La jornada se desarrolló con tensión adentro y afuera del recinto del Senado. Alrededor del Congreso de la Nación marcharon movimientos sociales y organizaciones en contra de la propuesta oficialista. La policía buscó dispersar a los manifestantes y se produjeron incidentes que dejaron como saldo al menos 11 detenidos y heridos.
Adentro, el inicio de la sesión estuvo marcado por los cruces entre el oficialismo y la oposición por la crisis que mantiene el gobierno de Milei con Brasil a raíz de los insultos del libertario a Lula.
En el inicio de la jornada, el presidente del bloque del PJ, José Mayans, mocionó para levantar la sesión, argumentando que el dictamen final del proyecto había llegado recién al mediodía, sin permitir un periodo serio de estudio. La propuesta no prosperó: el oficialismo demostró que cuenta con 38 votos, aunque hay cautela con el desenlace de la sesión.
Además, se definió que la participación en forma virtual de los senadores Anabel Fernández Sagasti (Justicialista – Mendoza) y Flavio Fama (UCR – Catamarca) se defina en comisiones, luego del pedido realizado por ambos por cuestiones de salud. En los hechos, los legisladores no podrán participar.
Mientras que el oficialismo confía en haber reunido el apoyo requerido para aprobar el proyecto de ley de inviolabilidad de la propiedad privada, en las bambalinas del Congreso aumentó la preocupación sobre el destino particular del capítulo que propone la modificación de la actual Ley de Manejo del Fuego.
La ley vigente, impulsada por Máximo Kirchner durante la gestión de Alberto Fernández, establece una prohibición sobre la venta y el cambio del rubro de uso de las tierras que hubieran sufrido un incendio durante un período de 60 años. Esta norma fue aplicada tanto para bosques nativos como para otras áreas afectadas, con el objetivo de desalentar posibles incendios intencionales vinculados a intereses inmobiliarios o productivos.
En contraposición, la nueva propuesta limita la prohibición a la imposibilidad de modificar el uso y destino original, pero sin establecer un período específico. Esto significa que, ante un incendio, la superficie deberá mantener la misma función que tenía antes del siniestro, pero no se bloquea la venta ni se impone el plazo de 60 años para cualquier cambio de titularidad.

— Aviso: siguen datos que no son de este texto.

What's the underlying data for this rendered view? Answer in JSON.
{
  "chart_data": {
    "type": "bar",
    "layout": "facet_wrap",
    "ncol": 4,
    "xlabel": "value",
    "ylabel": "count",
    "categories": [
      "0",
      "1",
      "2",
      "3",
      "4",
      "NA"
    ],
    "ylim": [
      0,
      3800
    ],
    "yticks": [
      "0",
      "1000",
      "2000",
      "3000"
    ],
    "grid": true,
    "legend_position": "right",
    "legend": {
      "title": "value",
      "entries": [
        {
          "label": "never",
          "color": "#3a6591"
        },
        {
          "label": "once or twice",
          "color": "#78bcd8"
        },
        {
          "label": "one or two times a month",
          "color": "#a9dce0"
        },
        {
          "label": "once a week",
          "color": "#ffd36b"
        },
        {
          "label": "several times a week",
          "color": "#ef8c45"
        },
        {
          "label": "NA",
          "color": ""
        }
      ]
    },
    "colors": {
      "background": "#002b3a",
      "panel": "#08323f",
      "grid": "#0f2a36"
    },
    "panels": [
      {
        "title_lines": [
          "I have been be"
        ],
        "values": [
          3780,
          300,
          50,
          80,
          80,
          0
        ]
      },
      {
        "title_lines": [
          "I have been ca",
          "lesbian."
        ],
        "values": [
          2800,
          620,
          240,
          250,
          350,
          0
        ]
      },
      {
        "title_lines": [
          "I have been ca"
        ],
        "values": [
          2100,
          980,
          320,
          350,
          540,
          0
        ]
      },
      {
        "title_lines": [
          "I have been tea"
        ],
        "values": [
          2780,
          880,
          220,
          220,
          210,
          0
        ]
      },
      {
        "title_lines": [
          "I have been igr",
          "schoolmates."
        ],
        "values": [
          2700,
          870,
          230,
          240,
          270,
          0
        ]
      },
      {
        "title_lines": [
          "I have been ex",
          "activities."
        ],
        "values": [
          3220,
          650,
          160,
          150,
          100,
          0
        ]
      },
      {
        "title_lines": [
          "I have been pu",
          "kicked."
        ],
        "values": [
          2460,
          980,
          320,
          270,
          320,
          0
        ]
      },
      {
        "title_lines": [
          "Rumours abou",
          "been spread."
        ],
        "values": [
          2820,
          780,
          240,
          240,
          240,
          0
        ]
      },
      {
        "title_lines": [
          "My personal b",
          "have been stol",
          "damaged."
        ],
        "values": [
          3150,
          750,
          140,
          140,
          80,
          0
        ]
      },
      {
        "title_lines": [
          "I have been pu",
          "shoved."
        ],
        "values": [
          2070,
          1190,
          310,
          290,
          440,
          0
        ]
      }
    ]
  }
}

También se propone eliminar el artículo 22 quáter de la legislación actual. Este detalla que, en zonas agropecuarias, praderas, pastizales y matorrales afectadas por incendios, “se prohíbe por el término de treinta (30) años desde su extinción: a) la realización de emprendimientos inmobiliarios; b) cualquier actividad agropecuaria que sea distinta al uso y destino que la superficie tuviera previo al momento del incendio; y, c) la modificación de uso de una superficie con el fin de desarrollar prácticas agropecuarias intensivas, excepto en los casos que dichas prácticas y modalidades hubiesen antecedido al evento”.
Con esta eliminación, la propuesta busca levantar las limitaciones de treinta años para el desarrollo de emprendimientos inmobiliarios y cambios en la actividad agropecuaria en zonas no forestales, que se trata del plazo vigente en que está prohibido transformar el destino original del terreno afectado.